Recent emphasis in applied development economics has been on evaluating complex financial market interventions, such as microfinance programs, savings mechanisms, and innovative insurance products. However, these programs are often plagued by low participation, making the task of impact evaluation more difficult due to imprecision of estimates. Furthermore, the program impacts identified by different designs will vary when the effects of participation are heterogeneous. These two factors can combine to leave researchers with difficult choices.
This paper is a methodological exploration of research design in the presence of low participation and program effect heterogeneity. To put this issue in context, I use the example of index insurance, an innovative financial tool characterized by low participation rates. I focus on the choice between a research design based on randomized eligibility and a randomized encouragement design. Randomized encouragement designs offer a stronger incentive for program participation to a randomly chosen subpopulation, and then use the incentive as an instrumental variable in econometric impact evaluation.
When impacts are heterogeneous, the effect estimated by a randomized encouragement design will be biased relative to the impact of a program on participants.
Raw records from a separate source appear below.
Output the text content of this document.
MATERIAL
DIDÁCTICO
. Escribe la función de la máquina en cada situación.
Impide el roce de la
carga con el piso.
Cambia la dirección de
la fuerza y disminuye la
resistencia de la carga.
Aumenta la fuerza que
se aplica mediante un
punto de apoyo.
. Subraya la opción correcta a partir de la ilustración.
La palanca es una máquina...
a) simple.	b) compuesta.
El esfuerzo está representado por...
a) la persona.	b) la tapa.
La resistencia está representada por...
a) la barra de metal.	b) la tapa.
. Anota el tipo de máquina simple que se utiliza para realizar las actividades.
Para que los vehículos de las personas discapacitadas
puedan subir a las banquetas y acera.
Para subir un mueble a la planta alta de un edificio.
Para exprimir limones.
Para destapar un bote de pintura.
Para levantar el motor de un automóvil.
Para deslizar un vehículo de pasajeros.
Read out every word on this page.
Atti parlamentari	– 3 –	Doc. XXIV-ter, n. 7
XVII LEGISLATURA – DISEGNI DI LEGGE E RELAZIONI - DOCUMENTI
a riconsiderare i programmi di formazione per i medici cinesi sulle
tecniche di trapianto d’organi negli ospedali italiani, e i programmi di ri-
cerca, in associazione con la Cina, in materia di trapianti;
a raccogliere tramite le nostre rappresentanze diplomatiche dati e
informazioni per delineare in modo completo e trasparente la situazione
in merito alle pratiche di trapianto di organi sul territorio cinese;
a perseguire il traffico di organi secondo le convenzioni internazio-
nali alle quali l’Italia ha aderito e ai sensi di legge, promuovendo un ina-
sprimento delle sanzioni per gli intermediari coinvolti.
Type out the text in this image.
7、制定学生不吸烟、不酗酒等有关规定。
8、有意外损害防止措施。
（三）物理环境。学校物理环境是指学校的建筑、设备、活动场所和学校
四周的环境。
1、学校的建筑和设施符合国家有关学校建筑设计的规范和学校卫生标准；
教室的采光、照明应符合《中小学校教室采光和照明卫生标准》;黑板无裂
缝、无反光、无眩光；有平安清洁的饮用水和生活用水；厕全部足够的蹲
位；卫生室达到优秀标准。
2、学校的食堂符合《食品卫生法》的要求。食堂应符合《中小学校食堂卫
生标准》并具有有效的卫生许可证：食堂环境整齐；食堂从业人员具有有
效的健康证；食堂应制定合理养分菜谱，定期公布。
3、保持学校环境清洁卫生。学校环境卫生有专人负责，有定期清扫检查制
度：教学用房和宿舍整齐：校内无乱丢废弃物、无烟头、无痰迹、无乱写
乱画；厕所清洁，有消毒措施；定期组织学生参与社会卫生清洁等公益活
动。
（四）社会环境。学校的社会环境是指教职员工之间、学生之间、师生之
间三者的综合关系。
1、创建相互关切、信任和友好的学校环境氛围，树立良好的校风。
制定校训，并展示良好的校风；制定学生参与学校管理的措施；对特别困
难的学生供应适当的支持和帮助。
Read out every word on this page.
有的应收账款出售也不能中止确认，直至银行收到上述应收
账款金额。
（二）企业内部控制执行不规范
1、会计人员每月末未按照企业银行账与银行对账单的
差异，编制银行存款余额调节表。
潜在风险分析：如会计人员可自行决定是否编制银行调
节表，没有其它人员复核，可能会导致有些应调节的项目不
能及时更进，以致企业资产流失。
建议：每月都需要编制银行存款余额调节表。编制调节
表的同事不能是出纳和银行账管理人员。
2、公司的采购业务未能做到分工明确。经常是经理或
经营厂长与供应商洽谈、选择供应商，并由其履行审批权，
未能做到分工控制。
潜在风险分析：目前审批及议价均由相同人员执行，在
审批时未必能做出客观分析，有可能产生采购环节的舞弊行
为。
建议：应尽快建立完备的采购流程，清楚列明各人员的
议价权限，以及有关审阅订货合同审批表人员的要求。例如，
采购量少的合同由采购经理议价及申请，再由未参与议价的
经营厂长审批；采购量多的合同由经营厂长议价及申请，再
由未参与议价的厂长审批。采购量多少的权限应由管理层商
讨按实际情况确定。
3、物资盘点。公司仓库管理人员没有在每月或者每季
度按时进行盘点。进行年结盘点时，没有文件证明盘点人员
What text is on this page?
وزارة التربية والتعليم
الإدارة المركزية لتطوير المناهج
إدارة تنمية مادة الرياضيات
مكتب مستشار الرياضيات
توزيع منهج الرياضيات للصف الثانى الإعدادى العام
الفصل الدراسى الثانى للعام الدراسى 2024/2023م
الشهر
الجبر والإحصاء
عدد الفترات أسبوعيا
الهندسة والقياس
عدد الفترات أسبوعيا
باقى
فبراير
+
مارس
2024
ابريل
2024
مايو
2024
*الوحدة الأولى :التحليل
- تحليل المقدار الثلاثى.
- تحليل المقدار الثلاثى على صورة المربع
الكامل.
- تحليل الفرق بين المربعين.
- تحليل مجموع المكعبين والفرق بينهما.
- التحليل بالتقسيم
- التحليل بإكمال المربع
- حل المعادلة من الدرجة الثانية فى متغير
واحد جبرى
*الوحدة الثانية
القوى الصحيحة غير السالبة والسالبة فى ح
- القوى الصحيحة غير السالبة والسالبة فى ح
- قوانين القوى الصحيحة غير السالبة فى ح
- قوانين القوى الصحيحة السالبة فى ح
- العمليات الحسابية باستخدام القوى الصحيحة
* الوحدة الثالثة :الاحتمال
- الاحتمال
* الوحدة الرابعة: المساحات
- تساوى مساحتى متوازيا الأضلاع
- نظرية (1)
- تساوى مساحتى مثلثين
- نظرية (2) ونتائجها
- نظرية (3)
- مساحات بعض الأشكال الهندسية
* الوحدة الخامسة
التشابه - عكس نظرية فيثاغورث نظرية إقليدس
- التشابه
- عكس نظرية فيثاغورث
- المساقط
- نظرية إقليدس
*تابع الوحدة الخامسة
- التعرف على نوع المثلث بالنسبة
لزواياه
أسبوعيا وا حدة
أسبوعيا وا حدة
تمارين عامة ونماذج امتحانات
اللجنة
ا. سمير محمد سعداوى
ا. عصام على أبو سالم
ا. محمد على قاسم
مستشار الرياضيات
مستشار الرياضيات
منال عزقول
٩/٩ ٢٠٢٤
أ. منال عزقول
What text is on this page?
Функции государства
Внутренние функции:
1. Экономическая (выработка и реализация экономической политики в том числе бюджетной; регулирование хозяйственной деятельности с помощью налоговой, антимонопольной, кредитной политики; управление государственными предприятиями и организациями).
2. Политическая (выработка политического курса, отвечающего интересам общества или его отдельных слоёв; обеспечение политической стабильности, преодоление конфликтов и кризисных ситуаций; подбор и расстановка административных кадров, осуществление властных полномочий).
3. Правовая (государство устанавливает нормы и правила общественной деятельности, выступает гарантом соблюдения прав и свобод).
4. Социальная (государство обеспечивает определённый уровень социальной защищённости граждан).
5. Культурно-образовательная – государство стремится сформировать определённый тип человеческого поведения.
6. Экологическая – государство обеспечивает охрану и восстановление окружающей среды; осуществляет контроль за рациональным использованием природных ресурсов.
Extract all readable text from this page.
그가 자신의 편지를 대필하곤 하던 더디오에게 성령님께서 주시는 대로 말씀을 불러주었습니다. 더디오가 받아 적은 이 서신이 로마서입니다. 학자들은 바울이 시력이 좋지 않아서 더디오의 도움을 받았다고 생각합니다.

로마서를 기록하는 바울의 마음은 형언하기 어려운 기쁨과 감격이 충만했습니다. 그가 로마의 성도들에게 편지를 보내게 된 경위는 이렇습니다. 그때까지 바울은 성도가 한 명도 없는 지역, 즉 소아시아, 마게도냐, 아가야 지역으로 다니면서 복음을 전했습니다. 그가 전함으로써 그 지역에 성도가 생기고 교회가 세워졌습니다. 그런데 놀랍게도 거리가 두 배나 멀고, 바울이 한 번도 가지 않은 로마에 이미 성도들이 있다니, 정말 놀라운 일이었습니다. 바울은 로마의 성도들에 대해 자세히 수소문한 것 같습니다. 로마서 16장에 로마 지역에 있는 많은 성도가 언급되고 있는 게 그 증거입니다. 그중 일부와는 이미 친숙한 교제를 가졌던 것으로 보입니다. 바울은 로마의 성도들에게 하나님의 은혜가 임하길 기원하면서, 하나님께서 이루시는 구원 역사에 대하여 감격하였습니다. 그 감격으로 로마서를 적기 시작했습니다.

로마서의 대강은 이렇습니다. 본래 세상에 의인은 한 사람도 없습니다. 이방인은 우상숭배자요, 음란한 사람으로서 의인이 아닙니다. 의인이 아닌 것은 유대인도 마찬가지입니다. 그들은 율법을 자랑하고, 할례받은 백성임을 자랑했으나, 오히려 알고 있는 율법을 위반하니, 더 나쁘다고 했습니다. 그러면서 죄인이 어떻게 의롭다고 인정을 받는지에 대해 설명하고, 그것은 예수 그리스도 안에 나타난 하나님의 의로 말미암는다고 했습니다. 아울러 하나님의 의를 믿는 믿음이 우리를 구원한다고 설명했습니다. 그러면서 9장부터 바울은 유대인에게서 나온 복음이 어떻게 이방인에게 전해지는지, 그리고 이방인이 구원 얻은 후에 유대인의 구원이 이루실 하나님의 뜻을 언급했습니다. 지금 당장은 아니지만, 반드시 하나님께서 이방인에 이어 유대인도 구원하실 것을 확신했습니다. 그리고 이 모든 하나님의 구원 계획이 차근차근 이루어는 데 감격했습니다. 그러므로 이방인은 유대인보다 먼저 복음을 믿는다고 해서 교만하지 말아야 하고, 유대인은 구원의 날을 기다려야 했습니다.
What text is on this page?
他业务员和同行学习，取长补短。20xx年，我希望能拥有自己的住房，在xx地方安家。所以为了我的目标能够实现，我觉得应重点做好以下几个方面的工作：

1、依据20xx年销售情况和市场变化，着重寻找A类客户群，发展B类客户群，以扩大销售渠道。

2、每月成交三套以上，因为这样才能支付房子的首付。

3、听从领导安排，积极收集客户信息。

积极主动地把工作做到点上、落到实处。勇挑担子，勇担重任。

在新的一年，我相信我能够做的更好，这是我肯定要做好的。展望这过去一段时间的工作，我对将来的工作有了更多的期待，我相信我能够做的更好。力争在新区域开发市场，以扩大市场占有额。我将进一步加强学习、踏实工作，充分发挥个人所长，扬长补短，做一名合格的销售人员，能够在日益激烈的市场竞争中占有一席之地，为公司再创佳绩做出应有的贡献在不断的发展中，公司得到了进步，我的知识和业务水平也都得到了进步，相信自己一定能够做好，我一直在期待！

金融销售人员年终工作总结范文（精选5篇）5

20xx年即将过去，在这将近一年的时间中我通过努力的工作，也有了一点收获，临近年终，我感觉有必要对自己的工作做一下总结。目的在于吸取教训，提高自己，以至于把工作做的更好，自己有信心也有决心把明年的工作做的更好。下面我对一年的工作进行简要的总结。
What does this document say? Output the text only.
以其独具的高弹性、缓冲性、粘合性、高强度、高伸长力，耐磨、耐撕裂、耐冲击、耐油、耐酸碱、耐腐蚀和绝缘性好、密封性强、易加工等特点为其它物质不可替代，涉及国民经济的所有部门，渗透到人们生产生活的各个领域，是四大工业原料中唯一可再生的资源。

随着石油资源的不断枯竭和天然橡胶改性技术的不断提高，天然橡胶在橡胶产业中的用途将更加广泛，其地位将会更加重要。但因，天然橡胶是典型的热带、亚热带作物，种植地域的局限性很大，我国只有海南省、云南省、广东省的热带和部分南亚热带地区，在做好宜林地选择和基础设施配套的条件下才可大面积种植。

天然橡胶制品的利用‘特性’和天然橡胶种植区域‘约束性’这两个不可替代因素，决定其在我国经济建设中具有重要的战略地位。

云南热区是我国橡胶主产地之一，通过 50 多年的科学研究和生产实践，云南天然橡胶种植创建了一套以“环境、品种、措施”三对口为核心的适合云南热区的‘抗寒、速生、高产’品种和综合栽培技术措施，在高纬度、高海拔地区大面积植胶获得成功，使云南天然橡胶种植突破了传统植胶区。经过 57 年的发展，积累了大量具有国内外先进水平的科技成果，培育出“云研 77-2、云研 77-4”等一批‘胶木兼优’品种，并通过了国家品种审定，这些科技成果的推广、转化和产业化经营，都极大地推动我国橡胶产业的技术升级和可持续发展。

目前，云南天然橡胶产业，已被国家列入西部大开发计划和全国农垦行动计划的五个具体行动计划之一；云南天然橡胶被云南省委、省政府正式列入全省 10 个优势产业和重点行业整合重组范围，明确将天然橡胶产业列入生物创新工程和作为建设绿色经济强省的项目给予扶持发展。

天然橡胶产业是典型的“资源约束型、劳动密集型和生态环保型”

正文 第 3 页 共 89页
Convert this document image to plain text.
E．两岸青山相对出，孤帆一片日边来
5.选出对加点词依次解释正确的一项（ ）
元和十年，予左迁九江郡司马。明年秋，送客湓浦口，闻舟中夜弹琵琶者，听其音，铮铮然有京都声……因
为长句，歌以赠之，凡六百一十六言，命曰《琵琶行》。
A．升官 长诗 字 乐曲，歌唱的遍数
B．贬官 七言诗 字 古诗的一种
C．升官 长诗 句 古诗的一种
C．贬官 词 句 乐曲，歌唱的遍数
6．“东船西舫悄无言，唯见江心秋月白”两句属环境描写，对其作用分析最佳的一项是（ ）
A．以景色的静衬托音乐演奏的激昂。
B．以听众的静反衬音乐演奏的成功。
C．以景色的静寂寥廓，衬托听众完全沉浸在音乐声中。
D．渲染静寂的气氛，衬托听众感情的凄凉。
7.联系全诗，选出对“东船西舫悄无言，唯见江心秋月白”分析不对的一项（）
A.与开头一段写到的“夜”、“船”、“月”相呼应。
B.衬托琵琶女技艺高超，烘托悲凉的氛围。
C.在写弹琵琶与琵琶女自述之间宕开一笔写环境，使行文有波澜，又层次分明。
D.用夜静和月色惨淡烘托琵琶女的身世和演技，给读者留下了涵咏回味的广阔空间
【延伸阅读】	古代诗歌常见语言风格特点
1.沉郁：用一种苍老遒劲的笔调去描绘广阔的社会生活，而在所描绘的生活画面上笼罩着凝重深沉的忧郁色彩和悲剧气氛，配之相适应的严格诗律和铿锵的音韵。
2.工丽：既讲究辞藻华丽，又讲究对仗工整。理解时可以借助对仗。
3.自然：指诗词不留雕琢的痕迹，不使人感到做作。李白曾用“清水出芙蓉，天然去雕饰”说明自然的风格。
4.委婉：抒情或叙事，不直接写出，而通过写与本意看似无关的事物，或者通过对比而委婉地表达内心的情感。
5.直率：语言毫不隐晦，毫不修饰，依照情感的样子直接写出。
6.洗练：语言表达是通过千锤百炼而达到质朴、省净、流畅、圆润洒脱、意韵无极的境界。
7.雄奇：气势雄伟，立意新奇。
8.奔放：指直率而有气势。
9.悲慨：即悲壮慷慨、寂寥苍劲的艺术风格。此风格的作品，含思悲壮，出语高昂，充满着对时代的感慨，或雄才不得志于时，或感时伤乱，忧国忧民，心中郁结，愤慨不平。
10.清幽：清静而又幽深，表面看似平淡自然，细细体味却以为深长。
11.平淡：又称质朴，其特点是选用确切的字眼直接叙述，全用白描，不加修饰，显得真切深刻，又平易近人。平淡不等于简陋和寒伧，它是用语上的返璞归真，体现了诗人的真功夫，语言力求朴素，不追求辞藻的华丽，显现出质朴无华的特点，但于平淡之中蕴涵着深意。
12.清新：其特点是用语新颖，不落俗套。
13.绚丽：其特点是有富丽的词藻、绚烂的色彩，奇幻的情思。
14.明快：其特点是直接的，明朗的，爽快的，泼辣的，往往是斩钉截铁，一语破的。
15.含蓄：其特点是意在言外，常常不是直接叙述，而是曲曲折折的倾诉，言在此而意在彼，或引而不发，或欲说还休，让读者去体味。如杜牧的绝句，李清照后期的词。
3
However, the possibility of greatly enhanced precision in estimation means that randomized encouragement designs may yield estimates closer to the truth than a randomization of eligibility in a given sample. In addition, greater unobserved heterogeneity will not necessarily increase this bias, contrary to intuition. These conclusions depend on the nature of the program and outcomes being studies, and ought to be considered carefully by researchers weighing alternative research designs.